Sunday, December 11, 2005

RIP Richard Pryor

I spent most of the weekend driving around Virginia attending to various chores, and didn't see or hear any news, so it wasn't until today, when I was driving my kid, Jack, back to school in Richmond, that I learned that Richard Pryor had died. Jack broke the news to me in a quiet way, knowing how much I adored this man. In fact, Jack bought me a Pryor box set for Christmas last year, after discovering for himself that this icon of the 70s and 80s was a lot funnier than the people that come and go on Comedy Central these days.

That was appropriate, since I bought my own father a couple of early Pryor albums--yes, the ones with the n-word in the title, which provided some additional comedy as I struggled to find a way to ask for them from an African-American store clerk--back in the mid-1970s.

You want to know how powerfully funny Richard Pryor was? After memorizing these albums, my father, a middle-aged southern white man from a very conservative background, became Richard Pryor for about a year.

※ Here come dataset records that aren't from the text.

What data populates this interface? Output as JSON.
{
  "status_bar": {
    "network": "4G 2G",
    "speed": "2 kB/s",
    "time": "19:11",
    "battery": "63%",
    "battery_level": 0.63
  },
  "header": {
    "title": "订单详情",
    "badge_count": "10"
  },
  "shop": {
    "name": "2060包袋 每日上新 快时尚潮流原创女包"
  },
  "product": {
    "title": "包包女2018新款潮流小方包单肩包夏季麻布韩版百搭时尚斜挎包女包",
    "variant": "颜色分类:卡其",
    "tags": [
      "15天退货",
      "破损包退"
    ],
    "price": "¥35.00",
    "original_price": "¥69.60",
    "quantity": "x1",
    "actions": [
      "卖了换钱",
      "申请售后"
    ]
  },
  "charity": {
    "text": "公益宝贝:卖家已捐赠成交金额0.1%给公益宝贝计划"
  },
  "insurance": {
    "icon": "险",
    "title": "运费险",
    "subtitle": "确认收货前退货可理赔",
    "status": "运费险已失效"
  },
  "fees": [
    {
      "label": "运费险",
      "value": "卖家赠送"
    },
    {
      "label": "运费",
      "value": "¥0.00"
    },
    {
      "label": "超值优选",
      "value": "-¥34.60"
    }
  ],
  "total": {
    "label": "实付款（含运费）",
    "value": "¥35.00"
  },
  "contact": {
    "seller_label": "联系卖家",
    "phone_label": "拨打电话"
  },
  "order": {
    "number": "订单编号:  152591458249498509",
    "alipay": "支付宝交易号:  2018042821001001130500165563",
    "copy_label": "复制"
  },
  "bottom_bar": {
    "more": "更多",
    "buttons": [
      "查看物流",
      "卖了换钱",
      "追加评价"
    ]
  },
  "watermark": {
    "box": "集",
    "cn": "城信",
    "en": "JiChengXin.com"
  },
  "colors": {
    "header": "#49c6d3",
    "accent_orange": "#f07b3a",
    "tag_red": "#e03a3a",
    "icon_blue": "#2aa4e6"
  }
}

Everytime I'd see him, we'd go through a complex call-and-response greeting based on some Pryor routine. (And Pryor also supplied the right thing to say for virtually every occasion; if I'd screwed up in some way, my father was likely to lightly rebuke me with the words of Pryor's wino accosting a Martian: You done landed on Mr. Gilmore's property!)

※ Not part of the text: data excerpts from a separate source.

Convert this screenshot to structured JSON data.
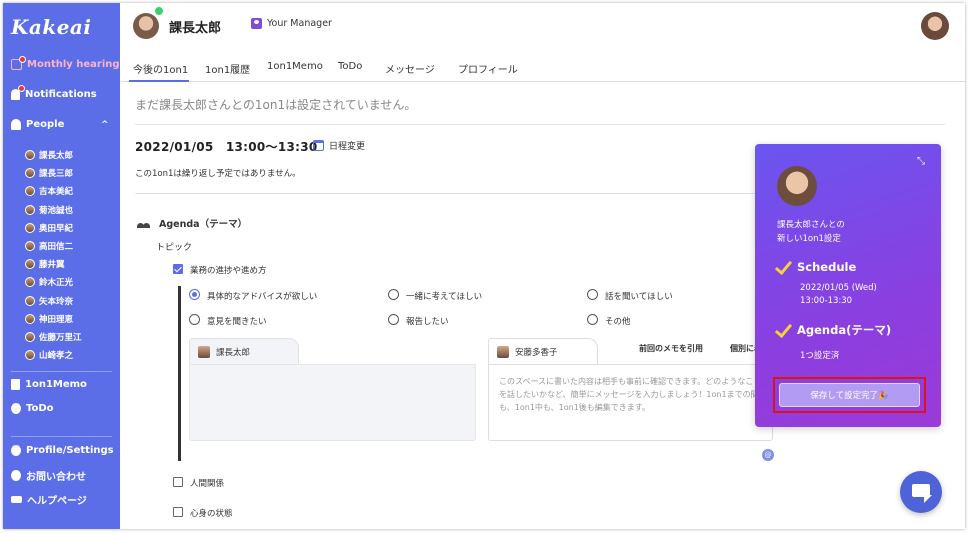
{
  "app": {
    "logo": "Kakeai"
  },
  "sidebar": {
    "monthly_hearing": "Monthly hearing",
    "notifications": "Notifications",
    "people": "People",
    "people_list": [
      "課長太郎",
      "課長三郎",
      "吉本美紀",
      "菊池誠也",
      "奥田早紀",
      "高田信二",
      "藤井翼",
      "鈴木正光",
      "矢本玲奈",
      "神田理恵",
      "佐藤万里江",
      "山崎孝之"
    ],
    "memo": "1on1Memo",
    "todo": "ToDo",
    "profile_settings": "Profile/Settings",
    "contact": "お問い合わせ",
    "help": "ヘルプページ"
  },
  "header": {
    "name": "課長太郎",
    "role_tag": "Your Manager"
  },
  "tabs": [
    "今後の1on1",
    "1on1履歴",
    "1on1Memo",
    "ToDo",
    "メッセージ",
    "プロフィール"
  ],
  "main": {
    "notice": "まだ課長太郎さんとの1on1は設定されていません。",
    "datetime": "2022/01/05　13:00〜13:30",
    "reschedule": "日程変更",
    "repeat_note": "この1on1は繰り返し予定ではありません。",
    "agenda_title": "Agenda（テーマ）",
    "topic_label": "トピック",
    "topic_checked": "業務の進捗や進め方",
    "radios": [
      "具体的なアドバイスが欲しい",
      "一緒に考えてほしい",
      "話を聞いてほしい",
      "意見を聞きたい",
      "報告したい",
      "その他"
    ],
    "memo_left_name": "課長太郎",
    "memo_right_name": "安藤多香子",
    "memo_quote": "前回のメモを引用",
    "memo_individual": "個別に着",
    "memo_placeholder": "このスペースに書いた内容は相手も事前に確認できます。どのようなことを話したいかなど、簡単にメッセージを入力しましょう！1on1までの間も、1on1中も、1on1後も編集できます。",
    "topic_human": "人間関係",
    "topic_mind": "心身の状態"
  },
  "panel": {
    "line1": "課長太郎さんとの",
    "line2": "新しい1on1設定",
    "schedule_head": "Schedule",
    "schedule_date": "2022/01/05 (Wed)",
    "schedule_time": "13:00-13:30",
    "agenda_head": "Agenda(テーマ)",
    "agenda_count": "1つ設定済",
    "save_button": "保存して設定完了🎉"
  }
}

And to this day, nearly thirty years later, we both know the whole oeuvre by heart. And so does Jack.

A lot's been said, and is being said today, about how Pryor stretched the boundaries of taste in comedy, and in particular, how he confronted the realities and absurdities of race, and that's very true. Indeed, his routine on the experience of being a black man pulled over by a white traffic cop (Get out of the car; raise yo' hands, drop yo' pants, spread yo' cheeks. A gas station's been robbed, and you look just like the n---- who done it!) probably provided a lot of white people with their first understanding of racial profiling, and what it's like to be a permanent suspect in your own country.

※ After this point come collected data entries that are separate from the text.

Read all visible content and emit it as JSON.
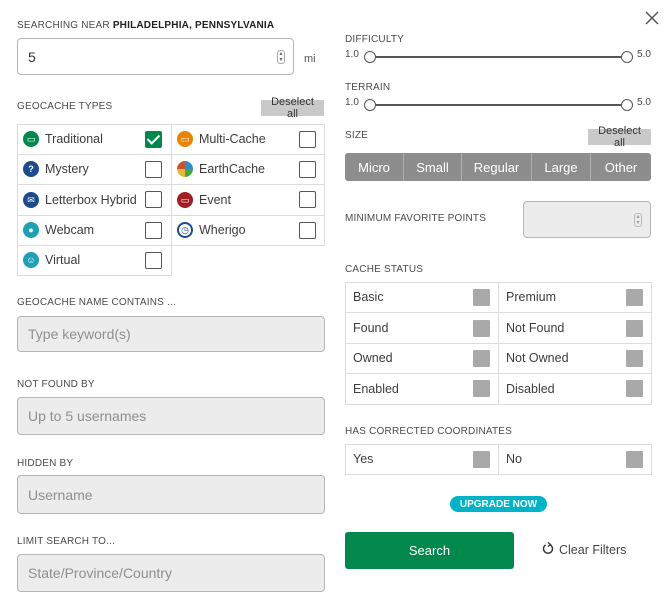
{
  "location": {
    "prefix": "SEARCHING NEAR",
    "place": "PHILADELPHIA, PENNSYLVANIA",
    "radius": "5",
    "unit": "mi"
  },
  "types": {
    "label": "GEOCACHE TYPES",
    "deselect": "Deselect all",
    "items": [
      {
        "label": "Traditional",
        "icon": "traditional-icon",
        "checked": true
      },
      {
        "label": "Multi-Cache",
        "icon": "multi-cache-icon",
        "checked": false
      },
      {
        "label": "Mystery",
        "icon": "mystery-icon",
        "checked": false
      },
      {
        "label": "EarthCache",
        "icon": "earthcache-icon",
        "checked": false
      },
      {
        "label": "Letterbox Hybrid",
        "icon": "letterbox-icon",
        "checked": false
      },
      {
        "label": "Event",
        "icon": "event-icon",
        "checked": false
      },
      {
        "label": "Webcam",
        "icon": "webcam-icon",
        "checked": false
      },
      {
        "label": "Wherigo",
        "icon": "wherigo-icon",
        "checked": false
      },
      {
        "label": "Virtual",
        "icon": "virtual-icon",
        "checked": false
      }
    ]
  },
  "name_contains": {
    "label": "GEOCACHE NAME CONTAINS ...",
    "placeholder": "Type keyword(s)"
  },
  "not_found_by": {
    "label": "NOT FOUND BY",
    "placeholder": "Up to 5 usernames"
  },
  "hidden_by": {
    "label": "HIDDEN BY",
    "placeholder": "Username"
  },
  "limit": {
    "label": "LIMIT SEARCH TO...",
    "placeholder": "State/Province/Country"
  },
  "difficulty": {
    "label": "DIFFICULTY",
    "min": "1.0",
    "max": "5.0"
  },
  "terrain": {
    "label": "TERRAIN",
    "min": "1.0",
    "max": "5.0"
  },
  "size": {
    "label": "SIZE",
    "deselect": "Deselect all",
    "options": [
      "Micro",
      "Small",
      "Regular",
      "Large",
      "Other"
    ]
  },
  "favorites": {
    "label": "MINIMUM FAVORITE POINTS",
    "value": ""
  },
  "cache_status": {
    "label": "CACHE STATUS",
    "items": [
      "Basic",
      "Premium",
      "Found",
      "Not Found",
      "Owned",
      "Not Owned",
      "Enabled",
      "Disabled"
    ]
  },
  "corrected": {
    "label": "HAS CORRECTED COORDINATES",
    "items": [
      "Yes",
      "No"
    ]
  },
  "upgrade": "UPGRADE NOW",
  "search": "Search",
  "clear": "Clear Filters",
  "colors": {
    "green": "#02874d",
    "teal": "#00b3c6",
    "gray_button": "#8d8d8d"
  }
}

But Pryor was ultimately not just a "great black comic;" he was simply the funniest man alive, by a large margin. If, like me, you agree with the late Hunter Thompson that "a sense of humor is the only prima facie evidence of sanity," then Richard Pryor was, for all the foibles in his personal life, one of the sanest men alive, and one who helped keep the rest of us sane as well.

May God give him rest, and return to him the joy he gave so many others.